Chris Cahill warned delegates that the legacies of the Covid-19 pandemic continued to put pressure on police. Be it housing inequality, poor mental health, truancy, opportunistic crime or the alarming jump in disinformation leading to public distrust and protests such as the one at Parliament, police were in the thick of it.

The fallout from the Covid-19 pandemic continued to manifest in ongoing social disharmony.

Now, it was time to take stock, learn from lessons of the pandemic and look forward, he said, speaking to the conference theme – Policing: Future challenges.

As policing has evolved, conflicts and contradictions had become apparent. Were police enforcers or social workers; proactive or reactive? Would technology work for or against police; and was the service ready for the long overdue diversity now apparent in every recruit wing?

The trajectory indicated police were becoming stuck between two masters – the communities subjected to crime and violence and another set of Kiwis who, for the benefit of all, essentially needed rescuing from themselves.

The “inconvenient truth” was that police staff were stretched across what was clearly the domain of many other government departments. The Ministry of Health, the Ministry of Social Development and Oranga Tamariki needed to step up and ease the load on Police which had become the “24/7 government department relied on to deliver services they are neither funded for nor proficient in”.

Many interest groups, including some within Police, differed on what and how they expected Police to deliver and competition for resources was intense, he said

This was particularly evident in mental health callouts, which reached 192,000 in 2021 and are at 126,000 so far in 2022.

Technology could assist police, he said. The association was supportive of body cameras for members, but issues such as the cost and who could access the footage remained unresolved.

Facial recognition technology “could be a game-changer” in crime prevention and detection, but also came with concern over potential abuse.

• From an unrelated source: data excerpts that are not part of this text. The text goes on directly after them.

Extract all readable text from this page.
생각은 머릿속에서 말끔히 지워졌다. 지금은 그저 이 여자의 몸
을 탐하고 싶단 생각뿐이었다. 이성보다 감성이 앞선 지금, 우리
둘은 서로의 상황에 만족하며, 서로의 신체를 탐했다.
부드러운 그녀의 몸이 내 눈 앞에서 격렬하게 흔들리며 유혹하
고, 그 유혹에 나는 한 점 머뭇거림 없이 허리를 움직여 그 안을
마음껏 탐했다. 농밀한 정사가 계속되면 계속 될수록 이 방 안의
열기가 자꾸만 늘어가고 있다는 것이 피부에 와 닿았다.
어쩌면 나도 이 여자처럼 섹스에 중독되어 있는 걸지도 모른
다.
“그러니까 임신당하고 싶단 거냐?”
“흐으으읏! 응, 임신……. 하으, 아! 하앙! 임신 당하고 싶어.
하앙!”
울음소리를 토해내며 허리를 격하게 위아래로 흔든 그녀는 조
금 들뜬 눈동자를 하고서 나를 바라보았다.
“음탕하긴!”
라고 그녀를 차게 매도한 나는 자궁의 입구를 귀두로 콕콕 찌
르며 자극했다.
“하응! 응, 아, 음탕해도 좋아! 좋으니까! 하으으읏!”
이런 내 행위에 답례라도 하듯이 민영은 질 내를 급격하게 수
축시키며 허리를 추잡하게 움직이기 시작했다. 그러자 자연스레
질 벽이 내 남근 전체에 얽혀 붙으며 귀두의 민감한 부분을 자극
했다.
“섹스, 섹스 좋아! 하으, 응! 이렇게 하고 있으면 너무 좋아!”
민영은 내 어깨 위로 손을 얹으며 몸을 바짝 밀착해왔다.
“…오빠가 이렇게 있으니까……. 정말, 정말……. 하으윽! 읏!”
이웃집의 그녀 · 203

As for the recent IPCA and Privacy Commissioner report implementing a ban on voluntary fingerprints and photos, Chris said it was a “disruptor to basic crime-solving technology”. The report must be challenged, and he expected Police to initiate that.

Chris praised Police for its mahi on diversifying the constabulary with more women, Māori, Pasifika, Indian and Asian staff.

The increasing attrition rate was of concern, as was the possibility of overseas jurisdictions looking to New Zealand to fill their own policing void.

To combat this, he said, the Government must fufill its policy promise of one officer to every 480 citizens.

“We all know there will be another pandemic; we don’t know on what scale,” Chris said. “We need to work now to secure the partnerships and collaboration across agencies to prevent the social disharmony that bubbled to the surface before exploding at Parliament in March.”